Vielfalt in der Fruchtfolge
„Der Aufwand ist nicht gering“, räumt Felix Lieske ein. Zudem sind Kulturen wie Weizen preislich derzeit sehr attraktiv und noch sei nicht klar, wie später einmal die für den Ernährungsbereich erzeugten Hülsenfrüchte vergütet werden. Im Projekt orientierte sich die Bezahlung an den Matif-Notierungen, die sich aber auf Futterleguminosen beziehen. Für die menschliche Ernährung, meint Lieske, sollte der Rohstoff perspektivisch auch besser bezahlt sein. Dennoch hält er den vom „Legu Sachsen“-Projekt verfolgten Ansatz für richtig. „Ich stehe hinter der Sache“, bekräftigt der Landwirt. Schließlich bieten Leguminosen einen hohen Vorfruchtwert und bringen Vielfalt in die Fruchtfolge. „Leguminosen passen zu Sachsen“, meint auch Matthias Quendt.
Produktentwicklung an den regional verfügbaren Rohstoffen ausrichten
Dass es vorteilhaft wäre, ihren Anbau auszuweiten, ist nur ein Punkt mehr, der für sie spricht. Ansatz des Unternehmens Quendt Food Innovation ist es, die Produktentwicklung an den regional verfügbaren Rohstoffen auszurichten. Denn dies sei eine Voraussetzung für den Aufbau regionaler Wertschöpfungsketten.
„Legu Sachsen“: Enge Verzahnung nötig
Doch dieser Aufbau ist auch mit einigem Aufwand verbunden. In der zu entwickelnden Wertschöpfungskette müssen die Glieder eng ineinander greifen. Es braucht Landwirte, die Leguminosen für die Weiterverarbeitung als Lebensmittel anbauen, und Mühlen, die sie verarbeiten.

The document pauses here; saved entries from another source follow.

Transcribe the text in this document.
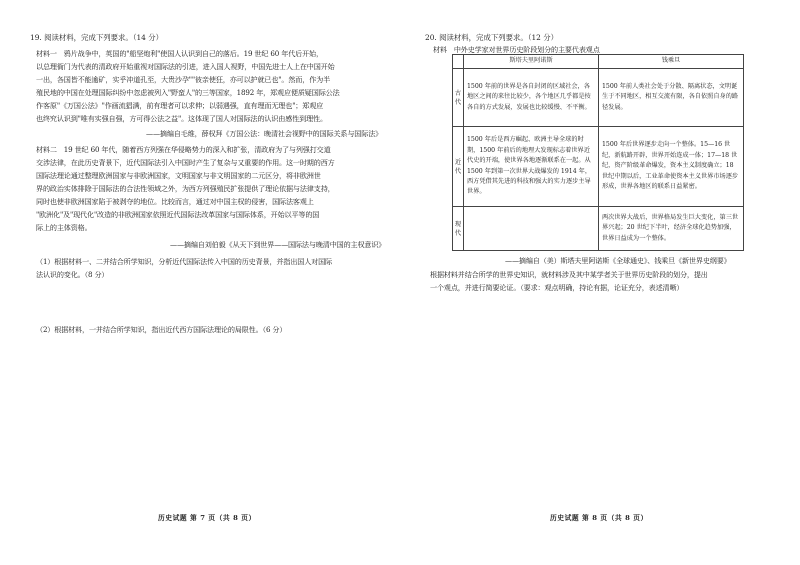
19. 阅读材料，完成下列要求。（14 分）
材料一　鸦片战争中，英国的"船坚炮利"使国人认识到自己的落后。19 世纪 60 年代后开始，
以总理衙门为代表的清政府开始重视对国际法的引进，进入国人视野，中国先进士人上在中国开始
一出，各国皆不能逾矿，实乎冲道孔至，大贵沙孕""彼亲使狂，亦可以护就已也"。然而，作为半
殖民地的中国在处理国际纠纷中忽虑被列入"野蛮人"的三等国家，1892 年，郑观应便质疑国际公法
作客原"《万国公法》"作画流猖满，前有理者可以求伸；以弱遇强，直有理而无理也"；郑观应
也终究认识到"唯有实强自强，方可得公法之益"。这体现了国人对国际法的认识由感性到理性。
——摘编自毛维，薛权拜《万国公法：晚清社会视野中的国际关系与国际法》
材料二　19 世纪 60 年代，随着西方列强在华侵略势力的深入和扩张，清政府为了与列强打交道
交涉法律，在此历史背景下，近代国际法引入中国时产生了复杂与又重要的作用。这一时期的西方
国际法理论通过整理欧洲国家与非欧洲国家，文明国家与非文明国家的二元区分，将非欧洲世
界的政治实体排除于国际法的合法性领域之外，为西方列强殖民扩张提供了理论依据与法律支持，
同时也使非欧洲国家陷于被剥夺的地位。比较而言，通过对中国主权的侵害，国际法客观上
"欧洲化"及"现代化"改造的非欧洲国家依照近代国际法改革国家与国际体系，开始以平等的国
际上的主体资格。
——摘编自刘伯毅《从天下到世界——国际法与晚清中国的主权意识》
（1）根据材料一、二并结合所学知识，分析近代国际法传入中国的历史背景，并指出国人对国际
法认识的变化。（8 分）
（2）根据材料，一并结合所学知识，指出近代西方国际法理论的局限性。（6 分）
历史试题 第 7 页（共 8 页）
20. 阅读材料，完成下列要求。（12 分）
材料　中外史学家对世界历史阶段划分的主要代表观点
	斯塔夫里阿诺斯	钱乘旦
古代	1500 年前的世界是各自封闭的区域社会，各地区之间的来往比较少，各个地区几乎都是按各自的方式发展，发展也比较缓慢、不平衡。	1500 年前人类社会处于分散、隔离状态，文明诞生于不同地区，相互交流有限，各自依照自身的路径发展。

近代	1500 年后是西方崛起、欧洲主导全球的时期，1500 年前后的地理大发现标志着世界近代史的开端，使世界各地逐渐联系在一起。从 1500 年到第一次世界大战爆发的 1914 年，西方凭借其先进的科技和强大的实力逐步主导世界。	1500 年后世界逐步走向一个整体。15—16 世纪，新航路开辟，世界开始连成一体；17—18 世纪，资产阶级革命爆发，资本主义制度确立；18 世纪中期以后，工业革命使资本主义世界市场逐步形成，世界各地区的联系日益紧密。

现代		两次世界大战后，世界格局发生巨大变化，第三世界兴起；20 世纪下半叶，经济全球化趋势加强，世界日益成为一个整体。
——摘编自（美）斯塔夫里阿诺斯《全球通史》、钱乘旦《新世界史纲要》
根据材料并结合所学的世界史知识，就材料涉及其中某学者关于世界历史阶段的划分，提出
一个观点，并进行简要论证。（要求：观点明确，持论有据，论证充分，表述清晰）
历史试题 第 8 页（共 8 页）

Für Letzteres kommen in Anbetracht der vergleichsweise geringen Mengen nur kleine Mühlen infrage.
Um die Versorgung der Bäckereien mit den notwendigen Zutaten sicherzustellen, hat man die Bäko Ost eG als Fachgroßhändler im Boot. Und schließlich müssen auch die Bäcker das neuartige Produkt ins Angebot nehmen. Ein Konsument fragt kein Produkt nach, dass er noch nicht kennt – selbst wenn es ein Bedürfnis erfüllt. Matthias Quendt verweist auf das Beispiel des Smartphones, das vor 15 Jahren niemand kannte, inzwischen aber von fast jedem genutzt wird.
Um die Bäcker als letztes Glied der Kette vor dem Kunden zu erreichen und für das Produkt zu interessieren, arbeitet das Projekt auch mit „Agil“, der neu gegründeten Sächsische Agentur für Regionale Lebensmittel, zusammen. Gesucht werden auch geeignete Unternehmen, die die Füllungen für die Minimahlzeiten zubereiten und abfüllen. Auch hier könnten beispielsweise direktvermarktende Landwirte zum Zug kommen und mit regional erzeugten Zutaten und ihrer Weiterverarbeitung zur Wertschöpfungskette beitragen.
Mit Abschluss des EIP-Agri-Projektes Ende des Jahres soll mit den Minimahlzeiten aus Hülsenfrüchten ein vor der Markteinführung stehendes Produkt vorliegen. Matthias Quendt ist überzeugt: Mit „Legu Sachsen“ biete sich die Chance, vor Ort gemeinsam etwas zu entwickeln, das auf nachhaltige Weise Wertschöpfung schafft.